We find that the total radiative forcing associated with solar cycles variations is about 5 to 7 times larger than just those associated with the TSI variations, thus implying the necessary existence of an amplification mechanism, though without pointing to which one.
Best, Allan

milodonharlani
October 11, 2013 12:38 pm

lsvalgaard says:
October 11, 2013 at 12:21 pm
I didn’t suppose that you lacked support for your position. Sorry if you took my comments in that way. I do try to keep up on the literature, but admit to not having read the 2012 paper.
The paper that I cited & your 2012 study aren’t necessarily contradictory, IMO. Both find or accept the 1000-2000 year solar signal which you granted might exist. Your citation doesn’t conclusively falsify the existence of the oceanic cycle observed in the 2007 paper. It shows that the 1500-year signal at one DSDP site might be spurious.

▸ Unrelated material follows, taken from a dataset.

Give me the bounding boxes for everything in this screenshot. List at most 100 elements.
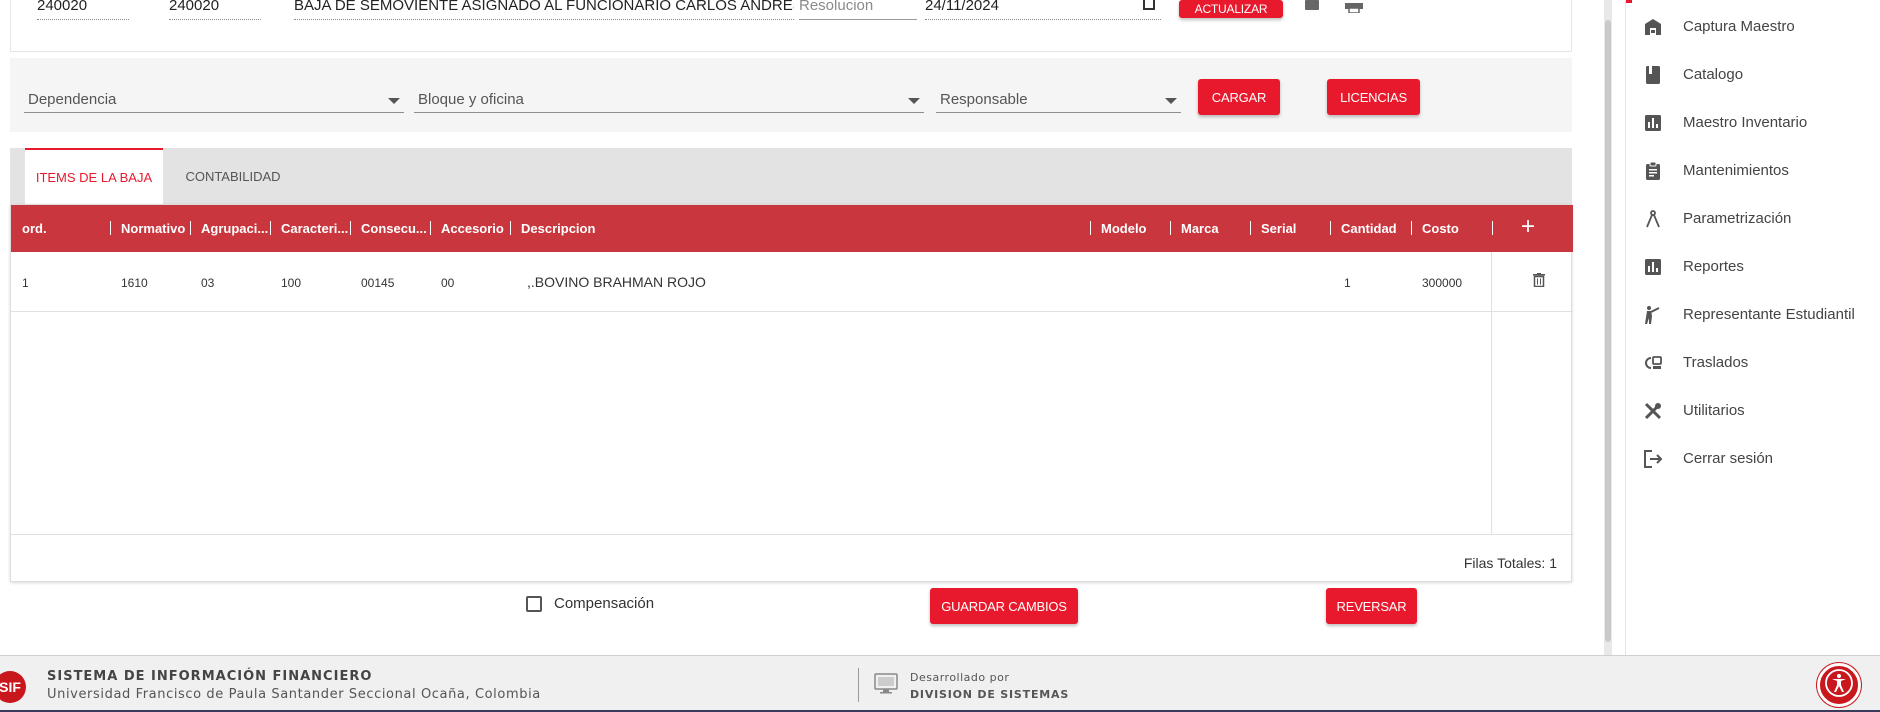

IMO it’s premature to draw from this finding, perhaps debatable, the conclusion that Bond Cycles don’t exist at all. If they do, they’re likely to result from the combination of solar & oceanic effects, as appears to be the case with their stronger big brothers during glacial times, the well-established D-O cycles.

October 11, 2013 12:50 pm

Allan MacRae says:
October 11, 2013 at 12:36 pm
The correlations are less than perfect, but are not too bad, imo.
If we accept them then they show that the SST variation is simply accounted for by TSI variations [of the expected 0.1C]
If I recall correctly, you made the same comment about the less than perfect correlations
A crummy correlation is still crummy, it could be real, but that one crummy correlation turned out to hold does not mean that other crummy correlations also hold.
Is your above statement inconsistent with this quote from the Abstract?
I would say that the abstract is at variance with my statement. The 0.1C is what I always expected and it seems that Shaviv has also found it.
milodonharlani says:
October 11, 2013 at 12:38 pm
If they do, they’re likely to result from the combination of solar & oceanic effects, as appears to be the case with their stronger big brothers during glacial times, the well-established D-O cycles.
The D-O cycles have a natural explanation as terrestrial effects. No need to invoke the Sun: http://www.leif.org/EOS/palo20005-D-O-Explanation.pdf

October 11, 2013 12:55 pm

milodonharlani says: October 11, 2013 at 11:42 am
Those mariners would have to be very ancient indeed, since the ancient Greeks knew that the world is a globe. They could see the shadow of the Earth upon the Moon during eclipses.
Allan says:
Do you really think they were so advanced then during a lunar eclipse?
I understand that around the world they beat drums, threw sticks and shouted loudly to scare off the great animal that had eaten the moon.
Some also sacrificed a virgin, if they could find one.

lemiere jacques
October 11, 2013 12:56 pm

in climatology …you don’t take the temperature of a system but a location…( and some even use the second principle of thermodynamics with that..)
to change the temperature of a location you don’t have to heat but move..
the temp signal has both circulation and heat signification.
So it may not be an amplification but a change in circulation pattern according with the sun.

wayne
October 11, 2013 1:26 pm

And Hockey Schtick has an excellent point above on the measurable global brightness which must simultaneously be wrapped into any causes. Bound to me multi-pronged.